"You've been following me," Ariel looked at Sheila, and she smiled.
Who am I talking about up there? When you over-use pronouns, you confuse readers. Learn the tricks of spotting excessive pronoun usage, and eliminate it from your writing.
He Said, She Said, They Said
Eliza looked at Mary. She shuddered before she spoke. "They're coming for us."
There are so many pronouns in the example above, no one can tell what's going on. Did Eliza both shudder and speak, or did Mary? Maybe Eliza shuddered, and Mary spoke. Or it could be the other way around. Maybe there's a third she involved in this mix.
The point is, I don't know. And you know what? I'm not going to try to sit here and figure it out. When I'm reading a book, the last thing I want to do is play the Match the Pronoun game. If I have to stop reading to ask "wait -- is that 'he' Marcus or Dave?" then you aren't doing your job as an author.

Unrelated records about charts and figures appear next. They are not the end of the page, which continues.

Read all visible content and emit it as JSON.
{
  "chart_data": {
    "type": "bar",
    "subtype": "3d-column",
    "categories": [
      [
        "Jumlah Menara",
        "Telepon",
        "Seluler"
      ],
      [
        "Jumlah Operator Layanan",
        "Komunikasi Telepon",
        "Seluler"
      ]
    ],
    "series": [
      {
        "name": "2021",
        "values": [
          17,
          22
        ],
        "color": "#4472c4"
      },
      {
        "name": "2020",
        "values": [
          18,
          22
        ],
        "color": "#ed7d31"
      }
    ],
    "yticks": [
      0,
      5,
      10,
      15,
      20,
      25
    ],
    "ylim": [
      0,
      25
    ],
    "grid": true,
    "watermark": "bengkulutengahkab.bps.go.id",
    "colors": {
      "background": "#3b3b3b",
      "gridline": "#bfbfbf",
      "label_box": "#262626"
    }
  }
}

Grammar is always difficult to figure out, and the best way to keep your pronouns in check is through careful editing. But there is a hard-and-fast rule that I like to use that does help: don't repeat the same pronoun in a sentence. If there's a she, use it just once. Same with he and all the rest. And if there is any confusion at all, use a proper name. Sometimes, you might need to add pronouns to once sentence and take them from another. But I like to eliminate pronouns entirely when there's confusion.
Eliza looked at her. Mary shuddered before speaking. "They're coming for us."
Eliza looked at Mary, who shuddered before she spoke. "They're coming for us."
You have to be particularly careful of pronouns when two or more persons of the same gender are interacting, because tracing all the he and she stuff shouldn't be difficult. Make your book easy to read, and don't make reader play the pronoun game.